RAVENSBURG - Wegen Verunreinigungen mit dem womöglich krebserregenden N-Nitrosodimethylamin (NDMA) hat die Europäische Arzneimittelagentur Magensäureblocker mit dem Wirkstoff Ranitidin zurückgerufen. Im Gespräch mit Daniel Drescher erklärt Prof. Dr. Fritz Sörgel, Leiter des Instituts für biomedizinische und pharmazeutische Forschung bei Nürnberg, was Patienten jetzt wissen müssen.
Herr Sörgel, was sollten Menschen jetzt tun, wenn sie Medikamente mit dem Wirkstoff Ranitidin eingenommen haben?
Da kann ich nur empfehlen: ruhig bleiben. Wir haben auch den Rückruf von verunreinigten Chargen des Blutdrucksenkers Valsartan miterlebt, da war aber das Problem, dass es Patienten gab, die das Medikament jahrelang nehmen. Ich gehe davon aus, dass es nicht so viele Menschen gibt, die jahrelang mit Ranitidin behandelt wurden. Und falls das doch der Fall sein sollte, dann wäre es medizinisch äußerst fragwürdig. Es besteht kein Grund zur Panik. Aber Wissenschaft und alle, die mit Medikamenten befasst sind, haben jetzt die Pflicht, sich um die Reinheit von Wirkstoffen zu kümmern. Als der Valsartan-Skandal hochgekocht ist, haben wir das in einem Artikel für eine wissenschaftliche Zeitschrift vorhergesagt: Es wäre naiv zu glauben, dass eine solche Verunreinigung ein Einzelfall ist.

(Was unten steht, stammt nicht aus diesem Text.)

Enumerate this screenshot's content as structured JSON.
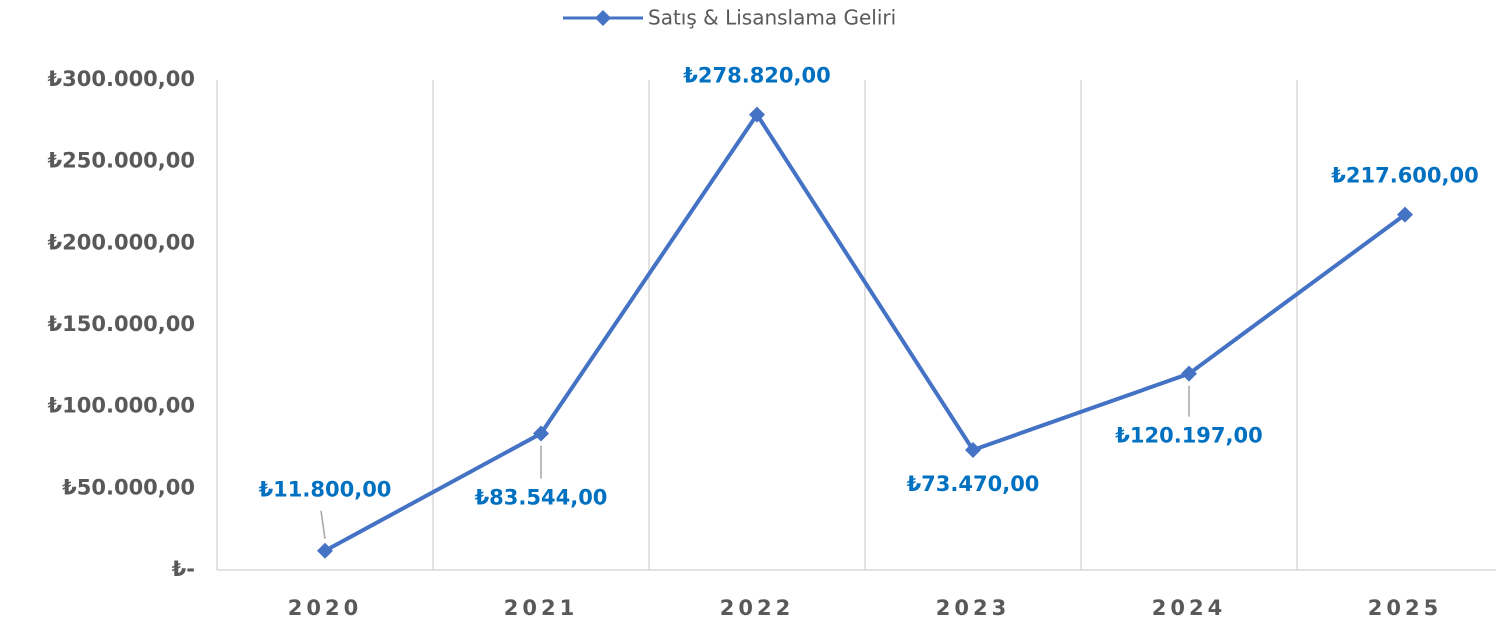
{
  "chart_data": {
    "type": "line",
    "categories": [
      "2020",
      "2021",
      "2022",
      "2023",
      "2024",
      "2025"
    ],
    "series": [
      {
        "name": "Satış & Lisanslama Geliri",
        "color": "#4472c4",
        "values": [
          11800,
          83544,
          278820,
          73470,
          120197,
          217600
        ],
        "value_labels": [
          "₺11.800,00",
          "₺83.544,00",
          "₺278.820,00",
          "₺73.470,00",
          "₺120.197,00",
          "₺217.600,00"
        ]
      }
    ],
    "ylim": [
      0,
      300000
    ],
    "yticks": [
      {
        "value": 0,
        "label": "₺-"
      },
      {
        "value": 50000,
        "label": "₺50.000,00"
      },
      {
        "value": 100000,
        "label": "₺100.000,00"
      },
      {
        "value": 150000,
        "label": "₺150.000,00"
      },
      {
        "value": 200000,
        "label": "₺200.000,00"
      },
      {
        "value": 250000,
        "label": "₺250.000,00"
      },
      {
        "value": 300000,
        "label": "₺300.000,00"
      }
    ],
    "legend": "top",
    "grid": "vertical"
  }
}
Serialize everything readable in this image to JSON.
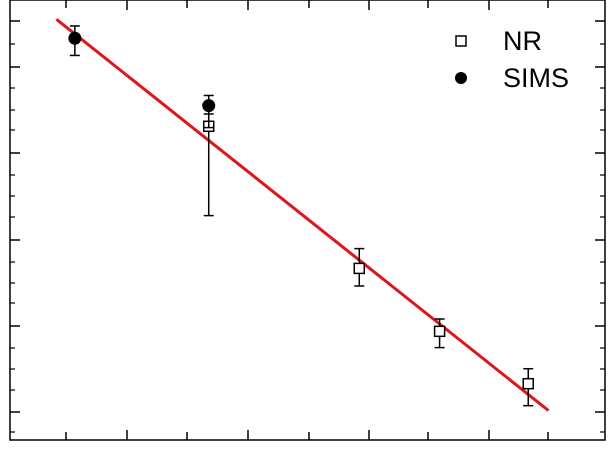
{
  "chart_data": {
    "type": "scatter",
    "title": "",
    "xlabel": "",
    "ylabel": "",
    "xlim": [
      0,
      10
    ],
    "ylim": [
      0,
      10
    ],
    "yscale": "log",
    "grid": false,
    "legend": {
      "position": "top-right"
    },
    "series": [
      {
        "name": "NR",
        "marker": "open-square",
        "color": "#000000",
        "points": [
          {
            "x": 3.34,
            "y": 7.13,
            "err_low": 2.03,
            "err_high": 0.28
          },
          {
            "x": 5.87,
            "y": 3.9,
            "err_low": 0.4,
            "err_high": 0.45
          },
          {
            "x": 7.22,
            "y": 2.47,
            "err_low": 0.37,
            "err_high": 0.28
          },
          {
            "x": 8.71,
            "y": 1.28,
            "err_low": 0.5,
            "err_high": 0.34
          }
        ]
      },
      {
        "name": "SIMS",
        "marker": "filled-circle",
        "color": "#000000",
        "points": [
          {
            "x": 1.09,
            "y": 9.13,
            "err_low": 0.39,
            "err_high": 0.28
          },
          {
            "x": 3.34,
            "y": 7.6,
            "err_low": 0.5,
            "err_high": 0.23
          }
        ]
      },
      {
        "name": "",
        "type": "line",
        "color": "#e0141a",
        "points": [
          {
            "x": 0.78,
            "y": 9.56
          },
          {
            "x": 9.05,
            "y": 0.67
          }
        ]
      }
    ]
  }
}
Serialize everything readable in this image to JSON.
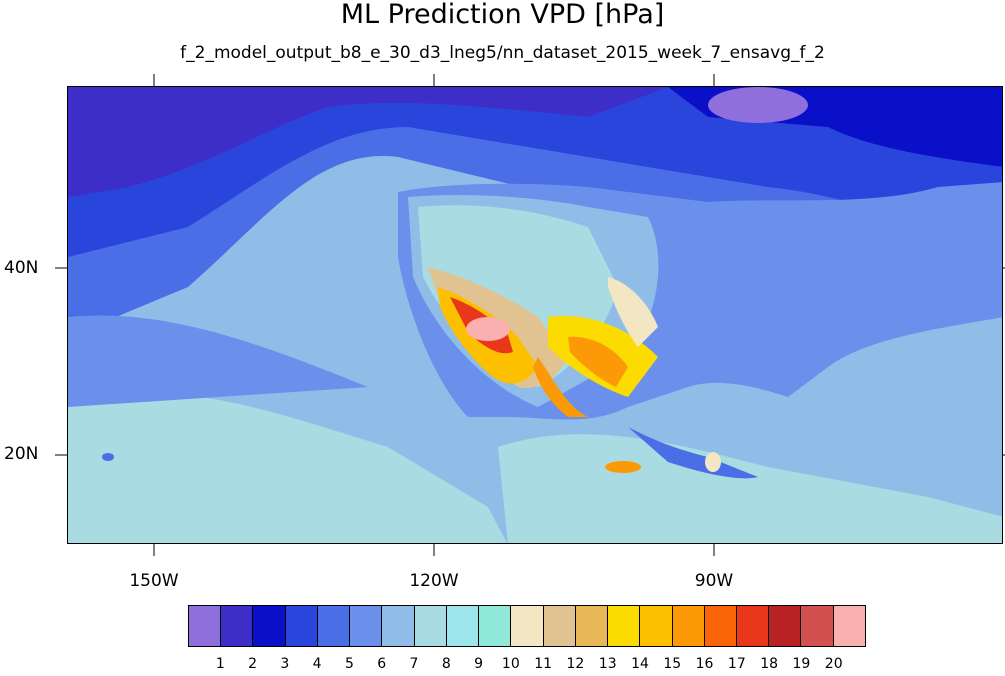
{
  "title": "ML Prediction VPD [hPa]",
  "subtitle": "f_2_model_output_b8_e_30_d3_lneg5/nn_dataset_2015_week_7_ensavg_f_2",
  "lat_labels": [
    "40N",
    "20N"
  ],
  "lon_labels": [
    "150W",
    "120W",
    "90W"
  ],
  "colorbar": {
    "colors": [
      "#8f6fdc",
      "#3d2ec7",
      "#0a10c8",
      "#2a45dc",
      "#4a6ee6",
      "#6a90ec",
      "#8fbde8",
      "#a8dce2",
      "#9ee6ee",
      "#8fe8d8",
      "#f3e6c2",
      "#e0c391",
      "#e8b758",
      "#fcdc00",
      "#fcc000",
      "#fb9a06",
      "#fb6408",
      "#e8371a",
      "#b82222",
      "#d25050",
      "#fbb0b0"
    ],
    "labels": [
      "1",
      "2",
      "3",
      "4",
      "5",
      "6",
      "7",
      "8",
      "9",
      "10",
      "11",
      "12",
      "13",
      "14",
      "15",
      "16",
      "17",
      "18",
      "19",
      "20"
    ]
  }
}
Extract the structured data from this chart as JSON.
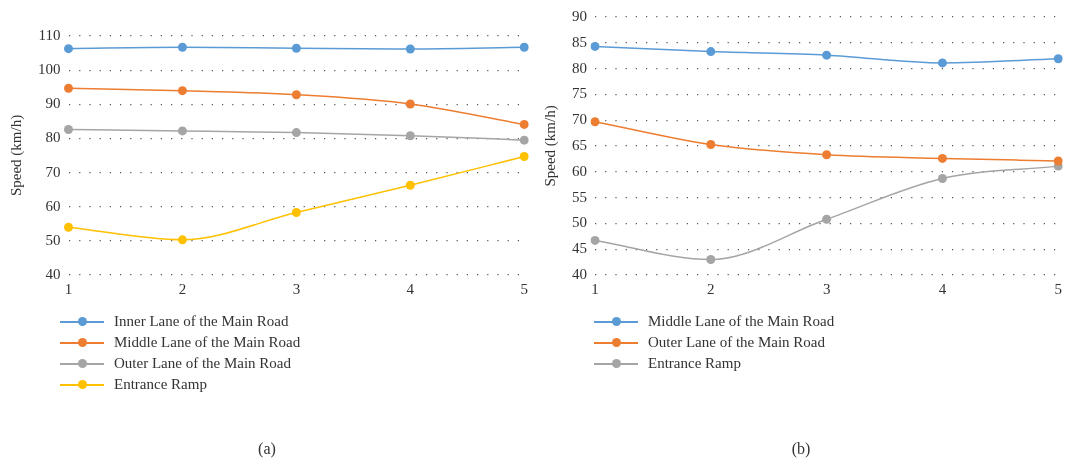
{
  "chart_data": [
    {
      "type": "line",
      "ylabel": "Speed (km/h)",
      "categories": [
        "1",
        "2",
        "3",
        "4",
        "5"
      ],
      "ylim": [
        40,
        110
      ],
      "yticks": [
        40,
        50,
        60,
        70,
        80,
        90,
        100,
        110
      ],
      "grid": "y",
      "legend": "bottom left",
      "marker": "circle",
      "annotations": [
        "(a)"
      ],
      "series": [
        {
          "name": "Inner Lane of the Main Road",
          "color": "#5b9bd5",
          "values": [
            106.3,
            106.7,
            106.4,
            106.2,
            106.7
          ]
        },
        {
          "name": "Middle Lane of the Main Road",
          "color": "#ed7d31",
          "values": [
            94.7,
            94.0,
            92.8,
            90.1,
            84.1
          ]
        },
        {
          "name": "Outer Lane of the Main Road",
          "color": "#a5a5a5",
          "values": [
            82.6,
            82.2,
            81.7,
            80.8,
            79.5
          ]
        },
        {
          "name": "Entrance Ramp",
          "color": "#ffc000",
          "values": [
            54.0,
            50.3,
            58.3,
            66.3,
            74.7
          ]
        }
      ]
    },
    {
      "type": "line",
      "ylabel": "Speed (km/h)",
      "categories": [
        "1",
        "2",
        "3",
        "4",
        "5"
      ],
      "ylim": [
        40,
        90
      ],
      "yticks": [
        40,
        45,
        50,
        55,
        60,
        65,
        70,
        75,
        80,
        85,
        90
      ],
      "grid": "y",
      "legend": "bottom left",
      "marker": "circle",
      "annotations": [
        "(b)"
      ],
      "series": [
        {
          "name": "Middle Lane of the Main Road",
          "color": "#5b9bd5",
          "values": [
            84.3,
            83.3,
            82.6,
            81.1,
            81.9
          ]
        },
        {
          "name": "Outer Lane of the Main Road",
          "color": "#ed7d31",
          "values": [
            69.7,
            65.3,
            63.3,
            62.6,
            62.1
          ]
        },
        {
          "name": "Entrance Ramp",
          "color": "#a5a5a5",
          "values": [
            46.7,
            43.0,
            50.8,
            58.7,
            61.1
          ]
        }
      ]
    }
  ]
}
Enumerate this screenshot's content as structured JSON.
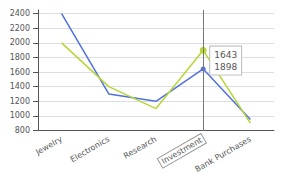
{
  "chart_data": {
    "type": "line",
    "categories": [
      "Jewelry",
      "Electronics",
      "Research",
      "Investment",
      "Bank Purchases"
    ],
    "series": [
      {
        "values": [
          2400,
          1300,
          1200,
          1643,
          950
        ]
      },
      {
        "values": [
          2000,
          1400,
          1100,
          1898,
          900
        ]
      }
    ],
    "ylim": [
      800,
      2450
    ],
    "yticks": [
      800,
      1000,
      1200,
      1400,
      1600,
      1800,
      2000,
      2200,
      2400
    ],
    "grid": true,
    "annotations": [
      {
        "category": "Investment",
        "text": [
          "1643",
          "1898"
        ]
      }
    ]
  }
}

Welche Alternativen gibt es?
Omeprazol und Pantoprazol sind die Präparate, die wesentlich gängiger sind und den Markt beherrschen. Diese stehen auch in der Kritik, allerdings, weil sie zu leichtfertig und zu lange verordnet werden. Darüber gibt es große Diskussionen in der Medizin und in der Pharmakologie, aber geändert hat sich bislang nichts.
Laut Wissenschaftlichem Institut der AOK wurden Arzneimittel mit dem Wirkstoff Ranitidin vergangenes Jahr 748 000-mal verordnet. Wie ist diese Zahl einzuordnen?
Das ist nicht so viel. Es werden Millionen anderer Medikamente mit Stoffen aus der Wirkgruppe von Omeprazol und Pantoprazol verordnet. Ranitidin war in den 80erJahren das wichtigste Mittel gegen Magengeschwüre, das war eine Revolution. Inzwischen haben die beiden Präparate ihm den Rang abgelaufen. Man kann Magensäure auf verschiedene Arten binden, so etwa bei „Rennie“. Wenn ein Medikament aber in die Säurebildung der Zellen eingreift, ist das viel gravierender.
Wie kann es überhaupt zu solchen Verunreinigungen kommen?
Das ist noch etwas unklar. Im konkreten Fall war es eine Onlineapotheke aus den USA, die das bei einer Prüfung herausgefunden hat. Es gibt nun zwei Theorien dazu: Die Verunreinigung könnte durch ein Lösungsmittel zustande gekommen sein. Wenn ich ein Medikament herstellen will, muss ich einen Wirkstoff in eine klare Lösung einbringen. Das ist vergleichbar mit einem Instantkaffee zu Hause: Da ist es das Wasser, in dem das Kaffeepulver aufgelöst wird. Im Labor ist es ein Lösungsmittel. Das könnte dazu geführt haben, dass diese potenziell kanzerogenen Wirkstoffe entstanden sind. Die zweite Möglichkeit ist, dass Ranitidin diese krebserregenden Stoffe auch selbst bilden kann. Ich glaube allerdings nicht, dass die von der Onlineapotheke festgestellte Menge des verunreinigenden Stoffs von drei Milligramm pro Tablette korrekt ist. Das kann einfach nicht sein. Das würde eine große Krebsgefahr bedeuten.
Die Verunreinigungen von Ranitidin wurden im Rahmen einer vorsorglichen Untersuchung gefunden. Wie wichtig sind solche Checks?
Die große Frage ist ja: Was kann in Medikamenten alles drin sein? Im aktuellen Fall hat eine Apotheke in Connecticut die Medikamente kontrolliert, die sie auch verkauft. Das ist eigentlich eine fürsorgliche Verhaltensweise. Das würde man sich für Deutschland auch wünschen.